I have no doubt that the motion to correct the journal would be in order even at a late day. I believe that at any day any Senator might rise in his place and move to expunge from the journal a record in itself derogatory to the body. I have in my hands a reference to the case of John Wilkes, who, you will remember, just before our Revolution, was excluded from Parliament, while his competitor, Luttrell, was declared duly elected. The decision of Parliament, so the history records, convulsed the whole kingdom for thirteen years, but after that long period it was expunged from the journal,—I now quote the emphatic words,—“as being subversive of the rights of the whole body of electors of this kingdom.” I submit, Sir, the record in your journal is subversive of the great principle of jurisprudence on which the rights of every citizen depend.

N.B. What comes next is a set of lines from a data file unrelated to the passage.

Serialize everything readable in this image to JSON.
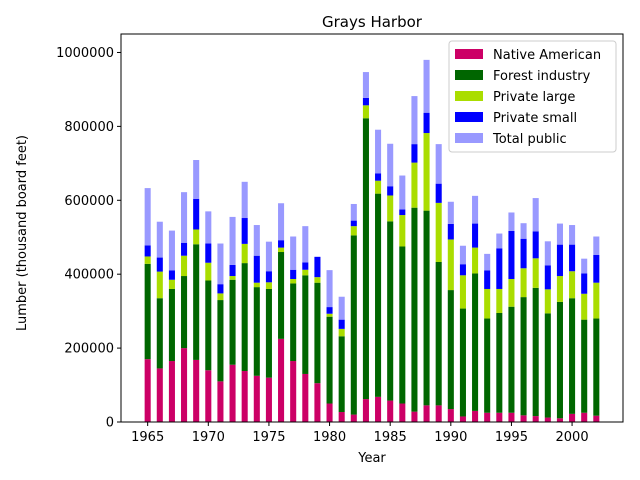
{
  "chart_data": {
    "type": "bar",
    "stacked": true,
    "title": "Grays Harbor",
    "xlabel": "Year",
    "ylabel": "Lumber (thousand board feet)",
    "xlim": [
      1962.8,
      2004.2
    ],
    "ylim": [
      0,
      1050000
    ],
    "x_ticks": [
      1965,
      1970,
      1975,
      1980,
      1985,
      1990,
      1995,
      2000
    ],
    "y_ticks": [
      0,
      200000,
      400000,
      600000,
      800000,
      1000000
    ],
    "grid": false,
    "legend_position": "top-right",
    "categories": [
      1965,
      1966,
      1967,
      1968,
      1969,
      1970,
      1971,
      1972,
      1973,
      1974,
      1975,
      1976,
      1977,
      1978,
      1979,
      1980,
      1981,
      1982,
      1983,
      1984,
      1985,
      1986,
      1987,
      1988,
      1989,
      1990,
      1991,
      1992,
      1993,
      1994,
      1995,
      1996,
      1997,
      1998,
      1999,
      2000,
      2001,
      2002
    ],
    "series": [
      {
        "name": "Native American",
        "color": "#cc0066",
        "values": [
          170000,
          145000,
          165000,
          200000,
          168000,
          140000,
          110000,
          155000,
          138000,
          125000,
          120000,
          225000,
          165000,
          130000,
          105000,
          50000,
          27000,
          20000,
          62000,
          68000,
          58000,
          50000,
          28000,
          45000,
          45000,
          35000,
          15000,
          30000,
          25000,
          25000,
          25000,
          18000,
          16000,
          12000,
          10000,
          22000,
          25000,
          17000
        ]
      },
      {
        "name": "Forest industry",
        "color": "#006600",
        "values": [
          258000,
          190000,
          195000,
          195000,
          313000,
          243000,
          220000,
          230000,
          292000,
          240000,
          240000,
          235000,
          210000,
          267000,
          272000,
          235000,
          205000,
          485000,
          760000,
          550000,
          485000,
          425000,
          552000,
          527000,
          388000,
          322000,
          292000,
          372000,
          255000,
          270000,
          287000,
          320000,
          347000,
          282000,
          315000,
          313000,
          252000,
          263000
        ]
      },
      {
        "name": "Private large",
        "color": "#aadd00",
        "values": [
          20000,
          72000,
          25000,
          55000,
          40000,
          48000,
          18000,
          10000,
          52000,
          12000,
          18000,
          12000,
          12000,
          15000,
          15000,
          8000,
          20000,
          25000,
          35000,
          35000,
          70000,
          85000,
          122000,
          210000,
          160000,
          137000,
          90000,
          70000,
          80000,
          65000,
          75000,
          78000,
          80000,
          65000,
          70000,
          73000,
          70000,
          97000
        ]
      },
      {
        "name": "Private small",
        "color": "#0000ff",
        "values": [
          30000,
          38000,
          25000,
          35000,
          83000,
          52000,
          25000,
          30000,
          70000,
          73000,
          30000,
          20000,
          25000,
          20000,
          55000,
          18000,
          25000,
          15000,
          20000,
          20000,
          25000,
          15000,
          50000,
          55000,
          52000,
          42000,
          30000,
          65000,
          50000,
          110000,
          130000,
          80000,
          73000,
          65000,
          85000,
          72000,
          55000,
          75000
        ]
      },
      {
        "name": "Total public",
        "color": "#9999ff",
        "values": [
          155000,
          97000,
          108000,
          137000,
          105000,
          87000,
          110000,
          130000,
          98000,
          83000,
          80000,
          100000,
          90000,
          98000,
          0,
          100000,
          62000,
          45000,
          70000,
          118000,
          115000,
          92000,
          130000,
          143000,
          107000,
          60000,
          50000,
          75000,
          45000,
          40000,
          50000,
          42000,
          90000,
          65000,
          57000,
          53000,
          40000,
          50000
        ]
      }
    ]
  }
}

Mr. Reverdy Johnson followed, criticizing Mr. Sumner. He concluded by saying: “Even supposing there was the slightest want of delicacy in casting a vote upon such a question by the member whose seat is contested, it was in the particular instance more than justified by the circumstances existing at the time the vote was cast.”
Mr. Trumbull said:—
“I believe, as I said before, that the Senator from New Jersey is entitled to his seat; but I do not believe that he is entitled to hold his seat by his own vote. He would have held his seat without his own vote. The vote upon the resolution was a tie without the vote of the Senator from New Jersey; and that would have left him in his seat, he already having been sworn in as a member. It is not necessary that the resolution should have passed. He is here as a Senator, and it would require an affirmative vote to deprive him of his seat as a Senator.”
He then avowed his willingness to move a reconsideration of the vote by which the resolution was carried, “if that is necessary to accomplish the object.”
Mr. Sumner, after saying, that, when he brought forward his motion, he had no reason to suppose that any Senator would move a reconsideration, proceeded:—
The Senator from Illinois says, Suppose we strike out Mr. Stockton’s name, what will be the effect? I answer, To change all subsequent proceedings, and make them as if he had not voted, so that the whole record must be corrected accordingly. The Senator supposes a bill passed by mistake afterwards discovered, and asks if the bill could be arrested. Clearly, if not too late. A familiar anecdote with regard to the passage of the Act of Habeas Corpus in England will help answer the Senator. According to the story,—it is Bishop Burnet who tells it,[21]—this great act, which gave to the English people what has since been called the palladium of their liberties, passed under a misapprehension created by a jest. It seems that among the affirmative peers walking through the tellers was one especially fat, when it was said, “Count ten,”—and ten was counted for the bill, thus securing its passage. I am not aware that the mistake was divulged until too late for correction. But we have had in the other House two different cases, which answer precisely the inquiry of the Senator.
Here Mr. Sumner read from the House Journal, 29th Congress, 1st Session, July 6, 1846, p. 1032, a motion by Mr. McGaughey with regard to the Journal. He next read from the House Journal, 31st Congress, 1st Session, September 10, 1850, p. 1436, the following entry:—
“The Speaker stated that the result of the vote of the House on yesterday on the passage of the bill of the House (No. 387) to supply a deficiency in the appropriation for pay and mileage of members of Congress for the present session had been erroneously announced, and that the subsequent proceedings upon the said bill would consequently fall.